Everyone started giggling.
“Well yes, I was stoned when it happened. You see, we smoked out the porch. She went back inside for a moment. Then, I saw across the sky a large ball of light. It went along completely straight.”
“Like in a horizontal line, parallel with the horizon?” I asked.
“Yes, just like that. And then it stopped, paused right there. After a second, I saw it disappear! I knew I saw a UFO!”
“Wow that’s so crazy,” said Tyler in a lengthy drawl — another affirmation of his desire for the contact, the connection with the ET’s to occur.
What is it that makes us long for another species in the sky? Does this fantasy compensate a world that is dry, and cold, colorless and without gods?
I saw it so clearly then, how we are still the same as the people of ancient times; but, we have no Athena, Buddha, or Christ. We have the same need that our predecessors had, but our culture’s mythological provisions are short; so we turn our search to the stars, the mysterious place above, where mankind has not yet plumaged, raped and destroyed. We hope that it’s true, wanting to feel something beyond ourselves. It’s in the stars, not here; it’s in the vastness of meditation, not in the pursuit of capital and the discipline of adult life.
I then saw: these souls should be commended for their sensitivity, that has no place in the free market game. Their temperament is not constituted towards traditional achievement; they are designed as the few and far between that act as the bridge to a subtle place. They are placed here as reminders to those who are tough and motivated, to smile and muse, to listen deeply and dance.

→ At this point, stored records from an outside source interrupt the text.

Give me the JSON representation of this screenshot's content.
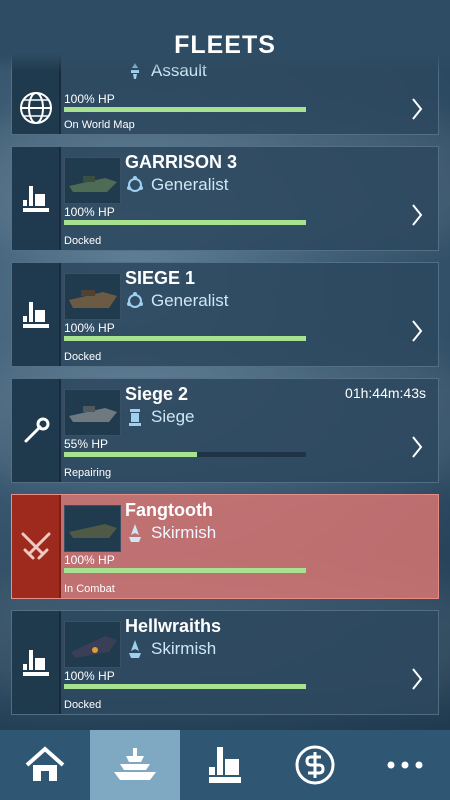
{
  "header": {
    "title": "FLEETS"
  },
  "fleets": [
    {
      "name": "",
      "role": "Assault",
      "hp_label": "100% HP",
      "hp": 1.0,
      "status": "On World Map",
      "timer": ""
    },
    {
      "name": "GARRISON 3",
      "role": "Generalist",
      "hp_label": "100% HP",
      "hp": 1.0,
      "status": "Docked",
      "timer": ""
    },
    {
      "name": "SIEGE 1",
      "role": "Generalist",
      "hp_label": "100% HP",
      "hp": 1.0,
      "status": "Docked",
      "timer": ""
    },
    {
      "name": "Siege 2",
      "role": "Siege",
      "hp_label": "55% HP",
      "hp": 0.55,
      "status": "Repairing",
      "timer": "01h:44m:43s"
    },
    {
      "name": "Fangtooth",
      "role": "Skirmish",
      "hp_label": "100% HP",
      "hp": 1.0,
      "status": "In Combat",
      "timer": ""
    },
    {
      "name": "Hellwraiths",
      "role": "Skirmish",
      "hp_label": "100% HP",
      "hp": 1.0,
      "status": "Docked",
      "timer": ""
    }
  ],
  "icons": {
    "side": [
      "globe-icon",
      "dock-icon",
      "dock-icon",
      "wrench-icon",
      "crossed-swords-icon",
      "dock-icon"
    ],
    "role": [
      "assault-icon",
      "generalist-icon",
      "generalist-icon",
      "siege-tower-icon",
      "skirmish-icon",
      "skirmish-icon"
    ],
    "nav": [
      "home-icon",
      "fleets-icon",
      "docks-icon",
      "store-icon",
      "more-icon"
    ]
  },
  "colors": {
    "hp_bar": "#a6e28f",
    "combat_card": "#e07a74",
    "combat_side": "#9d2a1c",
    "active_tab": "#7fa9c3"
  },
  "nav": {
    "active": "fleets"
  }
}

I thought that night about how everyone, even the ancient shaman must come to terms, in one way or another, with some actualities of living. It seemed obvious that our culture pays our creative people to labor over sitcoms and action flicks; the art world places certain names on a pedestal of avaricious acclaim; the innovative are positioned within advertising excellence; but where do the less cunning types, the materialist rejecting ones go?
I saw that there is a need within all sorts of business-savvy, worldly Americans to meet with the mystery within themselves, which would reduce their hypnotic affair with opulent consumption, petty drama, violent conflict and boredom. I saw that my friends, these floundering souls, are not contributing the way that they could, and it’s no fault of their own, really.
America has prevailed within the game of consumptive-driven progress, but we’ve forgotten what living is really about: a silent mind, a steady heart, and a visage of the great beyond.